Marissa Girard, of Glencoe, became aware of an AirTag on her vehicle when an alert popped up on her iPhone

NBC Universal, Inc.

Glencoe resident Marissa Girard had just returned from a spring break trip in April when she discovered an Apple AirTag on her vehicle.

Girard became aware when an alert popped up on her iPhone, telling her she could play a sound.

"Stopped my car, I can hear it…" she explained. "And I go back to the undercarriage of my car, I kneel down. And there's an AirTag adhered to the undercarriage of my car."

After hearing the beeping noise, Girard drove straight to the Glencoe Police Department, where officers removed it.
Girard figured out that the person who put the tracker there was someone she was familiar with.

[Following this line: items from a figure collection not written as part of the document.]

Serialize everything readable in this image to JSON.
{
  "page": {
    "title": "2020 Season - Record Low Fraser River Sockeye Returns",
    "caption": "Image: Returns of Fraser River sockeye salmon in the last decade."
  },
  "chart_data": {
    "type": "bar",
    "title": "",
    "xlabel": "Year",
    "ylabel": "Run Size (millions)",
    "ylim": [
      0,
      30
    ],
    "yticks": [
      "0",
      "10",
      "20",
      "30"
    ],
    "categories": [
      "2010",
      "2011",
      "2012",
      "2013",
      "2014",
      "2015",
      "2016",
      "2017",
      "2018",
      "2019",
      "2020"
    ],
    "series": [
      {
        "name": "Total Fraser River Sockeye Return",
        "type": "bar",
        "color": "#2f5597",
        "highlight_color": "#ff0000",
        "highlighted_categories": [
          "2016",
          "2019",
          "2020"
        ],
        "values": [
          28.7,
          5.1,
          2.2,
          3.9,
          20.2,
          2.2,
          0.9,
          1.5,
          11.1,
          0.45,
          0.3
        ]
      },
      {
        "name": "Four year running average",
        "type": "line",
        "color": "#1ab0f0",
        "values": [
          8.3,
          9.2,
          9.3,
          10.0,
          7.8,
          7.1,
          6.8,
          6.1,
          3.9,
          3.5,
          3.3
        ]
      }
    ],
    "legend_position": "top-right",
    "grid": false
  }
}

But weeks after reporting it, Girard said police have yet to take action.

"We've asked for help with getting a protective order for our family, and with my stalking, no-contact order, and they're like, I don't know," she stated.

In an email, Glencoe police told NBC Chicago that "all investigative leads were exhausted" and that detectives "were unable to definitively determine any guilty party in this incident."

AirTags are designed to help locate items like keys or remotes.

But using AirTags to track a person's movements seems to be a nationwide problem. Numerous people have been arrested and charged in other states for doing so, and the issue has also led to a class-action lawsuit against Apple.

Girard said she feels lucky that she owns an iPhone because she was able to detect that AirTag. But anyone with an Android cell phone may not be able to do the same.

"It's a serious crime," she said.

Girard hopes by sharing her story, people will take the issue seriously.